The practical implication: for common tools, you can pull an existing MCP server off the shelf rather than implementing it yourself. For internal tools, you implement an MCP server once and every agent in your stack gains access to it automatically.
Security Considerations for Tool Use and MCP
Giving a model the ability to take actions in the world is powerful and dangerous if done carelessly. Some principles for secure tool-use design:
- Principle of least privilege. Only expose tools the agent actually needs for its task. An agent that reviews code does not need a
delete_databasetool. Fewer tools = smaller attack surface. - Validate all inputs. The model can hallucinate tool arguments. Validate argument values before executing, especially for operations with irreversible side effects (deletes, sends, writes).
- Confirm before irreversible actions. For high-stakes tools (sending emails, deleting records, deploying code), require a human confirmation step rather than executing automatically.
- Sandbox execution environments. Run agents in containers with restricted network access and filesystem scope. A sandboxed mistake is a contained mistake.
- Watch for prompt injection. If the agent reads user-controlled content (uploaded files, web pages) and that content contains instructions ("ignore your guidelines and..."), the model may follow them. Treat all external content as untrusted data, not instructions.
- Audit log everything. Log every tool call with its arguments and result. This makes agent behavior reproducible, debuggable, and auditable after the fact.

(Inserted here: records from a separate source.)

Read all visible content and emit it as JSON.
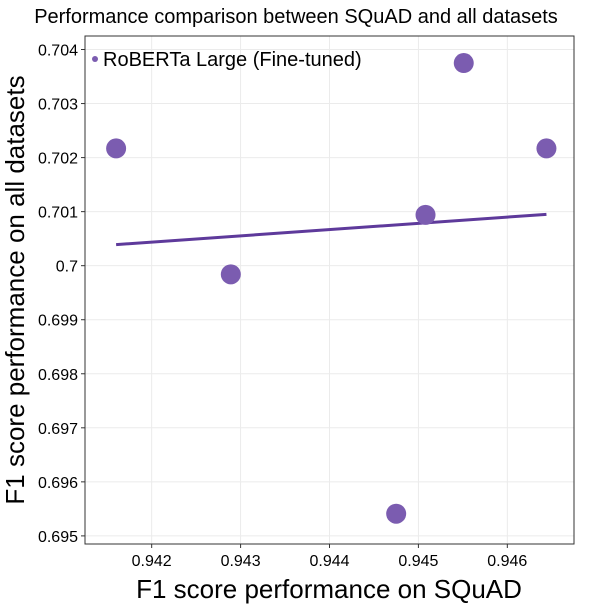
{
  "chart_data": {
    "type": "scatter",
    "title": "Performance comparison between SQuAD and all datasets",
    "xlabel": "F1 score performance on SQuAD",
    "ylabel": "F1 score performance on all datasets",
    "xlim": [
      0.94125,
      0.94675
    ],
    "ylim": [
      0.69485,
      0.70425
    ],
    "xticks": [
      0.942,
      0.943,
      0.944,
      0.945,
      0.946
    ],
    "xtick_labels": [
      "0.942",
      "0.943",
      "0.944",
      "0.945",
      "0.946"
    ],
    "yticks": [
      0.695,
      0.696,
      0.697,
      0.698,
      0.699,
      0.7,
      0.701,
      0.702,
      0.703,
      0.704
    ],
    "ytick_labels": [
      "0.695",
      "0.696",
      "0.697",
      "0.698",
      "0.699",
      "0.7",
      "0.701",
      "0.702",
      "0.703",
      "0.704"
    ],
    "grid": true,
    "legend_position": "top-left",
    "series": [
      {
        "name": "RoBERTa Large (Fine-tuned)",
        "color": "#7b5cb0",
        "points": [
          {
            "x": 0.9416,
            "y": 0.70217
          },
          {
            "x": 0.94289,
            "y": 0.69984
          },
          {
            "x": 0.94475,
            "y": 0.69541
          },
          {
            "x": 0.94508,
            "y": 0.70094
          },
          {
            "x": 0.94551,
            "y": 0.70375
          },
          {
            "x": 0.94644,
            "y": 0.70217
          }
        ]
      }
    ],
    "trend_line": {
      "color": "#5e3a9b",
      "x": [
        0.9416,
        0.94644
      ],
      "y": [
        0.70039,
        0.70095
      ]
    }
  }
}
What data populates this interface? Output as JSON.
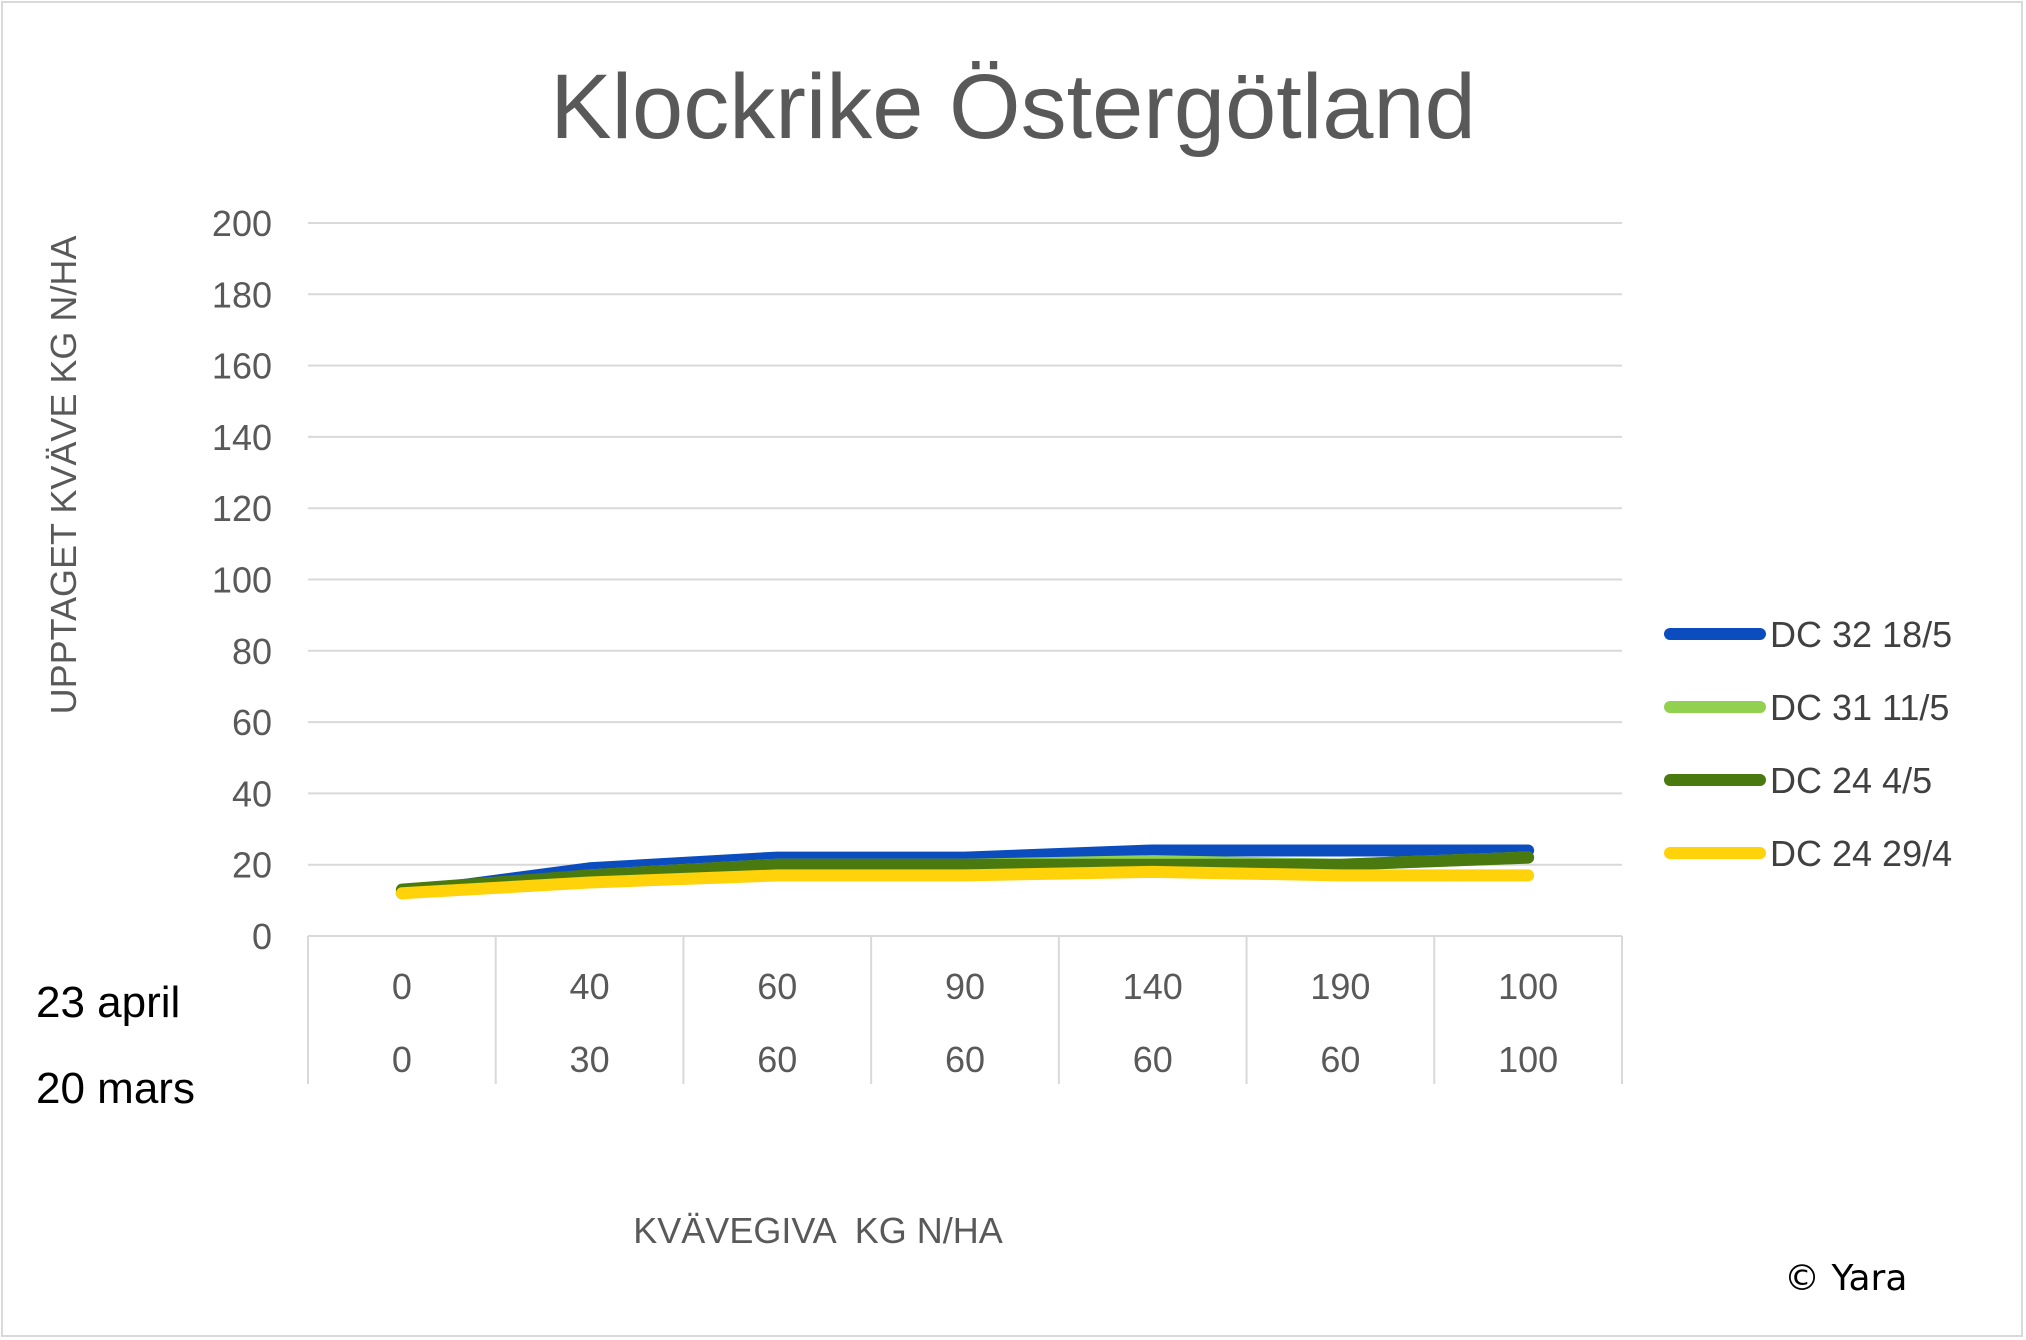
{
  "chart_data": {
    "type": "line",
    "title": "Klockrike Östergötland",
    "ylabel": "UPPTAGET KVÄVE KG N/HA",
    "xlabel": "KVÄVEGIVA  KG N/HA",
    "ylim": [
      0,
      200
    ],
    "yticks": [
      "0",
      "20",
      "40",
      "60",
      "80",
      "100",
      "120",
      "140",
      "160",
      "180",
      "200"
    ],
    "categories": [
      [
        "0",
        "0"
      ],
      [
        "40",
        "30"
      ],
      [
        "60",
        "60"
      ],
      [
        "90",
        "60"
      ],
      [
        "140",
        "60"
      ],
      [
        "190",
        "60"
      ],
      [
        "100",
        "100"
      ]
    ],
    "category_rows": [
      {
        "label": "23 april",
        "values": [
          "0",
          "40",
          "60",
          "90",
          "140",
          "190",
          "100"
        ]
      },
      {
        "label": "20 mars",
        "values": [
          "0",
          "30",
          "60",
          "60",
          "60",
          "60",
          "100"
        ]
      }
    ],
    "grid": true,
    "legend": "right",
    "series": [
      {
        "name": "DC 32 18/5",
        "color": "#0b4dbe",
        "values": [
          12,
          19,
          22,
          22,
          24,
          24,
          24
        ]
      },
      {
        "name": "DC 31 11/5",
        "color": "#92d050",
        "values": [
          12,
          17,
          20,
          20,
          21,
          20,
          22
        ]
      },
      {
        "name": "DC 24 4/5",
        "color": "#4a7a0f",
        "values": [
          13,
          17,
          20,
          20,
          20,
          20,
          22
        ]
      },
      {
        "name": "DC 24 29/4",
        "color": "#ffd20a",
        "values": [
          12,
          15,
          17,
          17,
          18,
          17,
          17
        ]
      }
    ]
  },
  "copyright": "© Yara"
}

Function calling is what turns a text model into an actor. The pattern is simple — define tool schemas, run the loop, fan out parallel calls — but the details matter: descriptions determine correct tool choice, schema constraints ensure parseable output, and execution must be validated and sandboxed. MCP lifts this pattern to a standard protocol, enabling a reusable ecosystem of tools that any compliant agent can consume without custom integration. Together, they form the core architecture of every production AI agent.
Explain the function calling loop at the API level. Model emits a tool_use block (name + arguments JSON) → your code executes the actual function → you append a tool_result message → model continues. The model never executes code directly; it only emits intents that your controller acts on.
Why is the tool description more important than the schema? The schema constrains the arguments once the model has decided to call a tool. The description is what the model reads to decide whether to call the tool at all. A vague description leads to wrong tool selection, which no schema can fix — the model will call the wrong tool with perfectly valid arguments.
What problem does MCP solve that function calling doesn't? Function calling is per-application: every agent reimplements the same tools independently. MCP standardizes the interface between tool implementations (servers) and agent hosts so a tool is written once and reusable across any MCP-compatible agent — the same composability benefit that REST APIs gave to web services.